Dina Rubino, a third-grade teacher at Mount St. Mary’s Academy, helps Calvin, 8, with a reading assessment test.(Gary Coronado / Los Angeles Times)
Arnold O. Beckman High School

Will students go back to school in August?

California Governor Gavin Newsom announced on July 17 when and how schools can reopen, and the precautions that must be followed.

The California Department of Public Health is monitoring a state watchlist for rising coronavirus infections that includes 37 of the 58 California counties. Any county on this list is not allowed to reopen its schools unless they make it off the watchlist for a consecutive 14 days.

For the schools that are unable to reopen in person, they must continue distance learning. According to Newsom, a budget that provided $5.3 billion in additional funding to support learning, including requirements ensuring schools provide “rigorous and grade-appropriate instruction.”

This is good news because of how likely it is for schools to close at least once in the upcoming semester. This new budget is making it so all school districts are required to provide their students with electronic devices, daily live interaction with teachers or peers and a challenging curriculum equivalent to in-person instruction. 
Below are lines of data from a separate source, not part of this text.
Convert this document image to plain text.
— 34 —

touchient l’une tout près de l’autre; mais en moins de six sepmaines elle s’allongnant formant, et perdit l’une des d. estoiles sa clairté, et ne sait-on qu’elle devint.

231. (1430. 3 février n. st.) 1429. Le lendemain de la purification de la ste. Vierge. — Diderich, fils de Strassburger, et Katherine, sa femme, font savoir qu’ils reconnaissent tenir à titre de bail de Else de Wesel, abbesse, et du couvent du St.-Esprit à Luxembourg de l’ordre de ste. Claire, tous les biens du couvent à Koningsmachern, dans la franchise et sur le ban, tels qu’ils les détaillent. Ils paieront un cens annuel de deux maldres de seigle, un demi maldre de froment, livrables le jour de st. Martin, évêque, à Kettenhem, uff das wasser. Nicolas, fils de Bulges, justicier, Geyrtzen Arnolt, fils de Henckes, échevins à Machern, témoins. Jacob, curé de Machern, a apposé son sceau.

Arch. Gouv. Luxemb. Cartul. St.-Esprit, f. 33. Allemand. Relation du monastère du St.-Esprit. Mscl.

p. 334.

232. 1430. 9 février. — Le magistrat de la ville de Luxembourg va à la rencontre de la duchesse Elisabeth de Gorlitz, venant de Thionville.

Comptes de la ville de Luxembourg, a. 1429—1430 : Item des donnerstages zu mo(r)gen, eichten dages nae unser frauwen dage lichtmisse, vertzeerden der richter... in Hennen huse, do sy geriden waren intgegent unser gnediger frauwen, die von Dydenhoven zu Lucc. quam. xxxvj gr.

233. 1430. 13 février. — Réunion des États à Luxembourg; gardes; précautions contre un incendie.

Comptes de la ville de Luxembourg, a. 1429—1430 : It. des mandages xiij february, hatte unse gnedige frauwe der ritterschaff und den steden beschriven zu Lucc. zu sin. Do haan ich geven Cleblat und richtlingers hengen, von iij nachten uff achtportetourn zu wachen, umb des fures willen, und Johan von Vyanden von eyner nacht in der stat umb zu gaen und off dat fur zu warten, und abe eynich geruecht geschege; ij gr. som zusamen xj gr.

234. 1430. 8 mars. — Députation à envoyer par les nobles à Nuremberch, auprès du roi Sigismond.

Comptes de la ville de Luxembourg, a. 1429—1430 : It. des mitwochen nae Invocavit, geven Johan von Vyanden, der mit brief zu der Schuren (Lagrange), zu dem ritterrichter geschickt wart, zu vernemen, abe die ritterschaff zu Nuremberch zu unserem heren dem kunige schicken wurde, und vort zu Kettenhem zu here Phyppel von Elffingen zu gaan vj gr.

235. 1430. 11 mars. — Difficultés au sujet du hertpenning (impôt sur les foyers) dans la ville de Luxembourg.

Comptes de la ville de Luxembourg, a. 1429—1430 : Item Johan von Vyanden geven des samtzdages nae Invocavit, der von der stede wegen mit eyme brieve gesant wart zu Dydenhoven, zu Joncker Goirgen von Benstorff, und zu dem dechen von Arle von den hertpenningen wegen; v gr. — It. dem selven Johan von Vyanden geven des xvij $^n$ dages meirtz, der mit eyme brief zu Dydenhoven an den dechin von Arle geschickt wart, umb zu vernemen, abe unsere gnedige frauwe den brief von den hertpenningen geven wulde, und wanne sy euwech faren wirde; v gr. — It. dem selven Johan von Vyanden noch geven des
The schools that are allowed to reopen have their own set of guidelines to follow. According to Edsource.com, any student 3rd grade and over is required to wear a mask, while masks for younger children are “strongly recommended.” Additionally, schools will try their best to enforce social distancing and frequent cleaning. 

These rules change if many people in the school contract the virus. 

“A school would be closed when at least 5% of the student body and staff are diagnosed with COVID-19 within a 14-day period,” according to the Department of Public Health guidance. It was also made clear that a superintendent should close a school district if a “quarter of its schools have been closed due to COVID-19 cases within two weeks.”

Some school districts are allowing the parents to decide what’s best for their children. They are given the option to let their children return to school (if the school abides by Newsom’s new guidelines) or to have their child do online school for as long as this virus persists, according to ca.gov

With the ever-changing COVID-19 pandemic, it’s difficult to know how safe a child’s return to school is. We must all try our best to make good decisions and be safe.